I love mine too, I have the same exact ones and don't think I'll ever be buying different mittens/gloves again. The zip feature is just so amazing that once you have used it you can't imagine not having it. Best part about the zipper is since I live in socal I just unzip them on the lift to let my hands cool off when its hot out.


----------



## Creg12

How does their sizing run? Is it comparable to Dakine (i.e. large = large between the two brands)?


----------



## SnowOwl

Best review ever. How do these compare to their park mitten?


----------



## linvillegorge

I have their park mitts and while they are comfy and nice looking, they're not holding up all that great after only about 20 days on the hill.
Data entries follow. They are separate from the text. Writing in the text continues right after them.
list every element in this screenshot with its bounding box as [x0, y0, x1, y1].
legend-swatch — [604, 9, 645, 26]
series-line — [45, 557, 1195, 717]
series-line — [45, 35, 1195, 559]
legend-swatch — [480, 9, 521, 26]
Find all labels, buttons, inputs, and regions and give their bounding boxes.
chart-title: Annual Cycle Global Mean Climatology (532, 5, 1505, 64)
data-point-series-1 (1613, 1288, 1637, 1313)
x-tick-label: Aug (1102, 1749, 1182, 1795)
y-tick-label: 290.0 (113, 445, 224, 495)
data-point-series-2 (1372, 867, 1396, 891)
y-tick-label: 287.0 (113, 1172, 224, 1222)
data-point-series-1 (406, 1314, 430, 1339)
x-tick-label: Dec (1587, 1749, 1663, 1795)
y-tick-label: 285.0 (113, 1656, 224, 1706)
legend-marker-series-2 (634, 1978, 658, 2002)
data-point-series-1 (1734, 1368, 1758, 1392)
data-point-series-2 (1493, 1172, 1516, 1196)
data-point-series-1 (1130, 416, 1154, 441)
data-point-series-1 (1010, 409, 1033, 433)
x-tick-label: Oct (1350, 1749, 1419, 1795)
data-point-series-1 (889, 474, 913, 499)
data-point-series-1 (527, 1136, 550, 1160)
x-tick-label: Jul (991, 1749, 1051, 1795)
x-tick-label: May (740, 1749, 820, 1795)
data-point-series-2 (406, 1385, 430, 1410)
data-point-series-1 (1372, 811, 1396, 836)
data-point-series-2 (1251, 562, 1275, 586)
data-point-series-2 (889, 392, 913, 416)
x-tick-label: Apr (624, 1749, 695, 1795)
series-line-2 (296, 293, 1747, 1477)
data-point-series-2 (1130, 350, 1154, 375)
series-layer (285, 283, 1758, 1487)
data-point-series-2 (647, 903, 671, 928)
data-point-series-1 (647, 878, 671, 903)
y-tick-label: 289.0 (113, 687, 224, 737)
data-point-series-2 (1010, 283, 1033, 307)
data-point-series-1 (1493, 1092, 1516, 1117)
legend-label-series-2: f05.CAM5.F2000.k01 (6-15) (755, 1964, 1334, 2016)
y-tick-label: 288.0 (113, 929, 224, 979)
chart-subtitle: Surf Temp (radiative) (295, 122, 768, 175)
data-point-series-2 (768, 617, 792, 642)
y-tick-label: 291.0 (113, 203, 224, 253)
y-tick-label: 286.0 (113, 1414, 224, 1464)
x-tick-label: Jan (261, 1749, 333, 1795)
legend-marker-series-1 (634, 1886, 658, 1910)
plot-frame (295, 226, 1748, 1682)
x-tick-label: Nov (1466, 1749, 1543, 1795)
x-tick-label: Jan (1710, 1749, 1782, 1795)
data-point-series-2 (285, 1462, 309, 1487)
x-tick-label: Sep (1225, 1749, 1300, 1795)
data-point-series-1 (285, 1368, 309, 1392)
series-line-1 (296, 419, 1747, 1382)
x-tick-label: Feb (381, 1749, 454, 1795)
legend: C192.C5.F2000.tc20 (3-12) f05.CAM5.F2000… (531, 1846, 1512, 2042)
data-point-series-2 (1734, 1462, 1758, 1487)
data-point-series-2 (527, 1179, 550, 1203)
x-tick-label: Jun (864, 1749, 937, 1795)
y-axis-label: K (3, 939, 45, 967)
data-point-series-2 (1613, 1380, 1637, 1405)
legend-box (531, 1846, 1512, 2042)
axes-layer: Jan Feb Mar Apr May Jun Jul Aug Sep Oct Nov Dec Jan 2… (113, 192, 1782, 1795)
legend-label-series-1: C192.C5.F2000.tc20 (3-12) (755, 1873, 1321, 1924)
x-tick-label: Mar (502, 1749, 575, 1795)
I'm gonna go back to sticking with mountaineering companies when it comes to mitts and gloves. You just can't beat them.


----------



## SnowOwl

linvillegorge said:


> I have their park mitts and while they are comfy and nice looking, they're not holding up all that great after only about 20 days on the hill.
> 
> I'm gonna go back to sticking with mountaineering companies when it comes to mitts and gloves. You just can't beat them.


I feel ya. I liked the superficial look to em. I ride at bear, so i don't exactly need the heavy duty, warmest mitts. Was there a faulty feature or were they just not that durable?


----------



## freshy

Are these for chicks, the name Handbag leads me to think that.


----------



## cibov415

I am exactly looking for this thread.


----------